Other exceptional work has zero to do with the show’s themes: Regina Jacobsen’s Abomination, a jaw-droppingly intricate feminist oil painting of a topless woman that’s half dresser dummy against the ominous background of a church altar festooned with flowers; David DeFelice’s well-painted but otherwise innocuous oil-and-charcoal canvas Jungle High Tide, with several men holding fish that they’ve caught; Ciara Rafferty’s levitating pool furniture in Austin Motel One; Serena Potter’s intriguing photorealistic painting Dilemma, with two adult women looking at a stash of dirty magazines found in a man’s closet; Kristine Schomaker’s melancholic conceptual piece, Comfort and Joy, its vacuum-sealed plastic bags filled with gaudy Yogurtland spoons hanging on the wall; Jeffrey Vallance’s delicate mummified fruit inside a reliquary, Environmental Orange, speaks vividly of OC’s past while also looking damn cool; Joel Woodard’s Vicegrips, a haunting acrylic on a 50-inch-by-36-inch canvas, its office-desk IT grunt slowly turning into his faceless-drone co-workers; Laurie Hassold’s skeletal rat odes to Banksy; Karrie Ross’ child-like mixed-media Your Stairway Lies in the Whispering Wind; and Little Bed, David Michael Lee’s clever ode to Rauschenberg’s Bed, the artist’s ingenious pillow cases for sale bringing the show back to the theme of kitsch’s more mercenary focus.
Obviously, just those mentions would suggest that the exhibition is filled with a host of talented artists—and it is. Even if the quality of the work is uneven, Salamon has fine taste, and most of it is at least interesting. But much of it is also too self-conscious and deliberate, trading heart and passion for an empty smirk and a wink. The bread-and-circus appeal of kitsch doesn’t ask the hard questions, keeping us ignorant and uninformed at the expense of a new, less trivial understanding of life. In a world in which most people can’t tell if the news they’re reading or hearing is true, a public differentiation between seductive junk and meaningful work is important, but this missed opportunity isn’t the show to do it. Artists making art about kitsch isn’t actually kitsch; it’s just time wasted by good artists making stuff not worthy of their talent.

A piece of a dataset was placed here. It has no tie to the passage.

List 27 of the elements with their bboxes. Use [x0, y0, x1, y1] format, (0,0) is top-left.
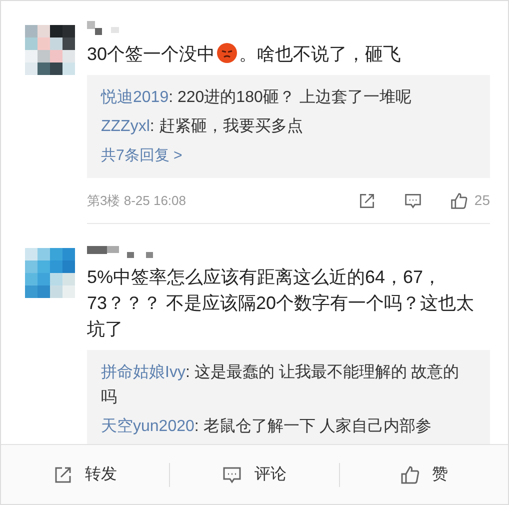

“Kitsch-In-Sync: Art and Its Opposite” at Coastline Art Gallery, 1515 Monrovia Ave., Newport Beach; coastlineartgallery.blogspot.com. Open Tues. & Thurs., noon-4 p.m.; Wed., 8 a.m.-6 p.m. Through March 21. Free.
Dave Barton has written for the OC Weekly for over twenty years, the last eight as their lead art critic. He has interviewed artists from punk rock photographer Edward Colver to monologist Mike Daisey, playwright Joe Penhall to culture jammer Ron English.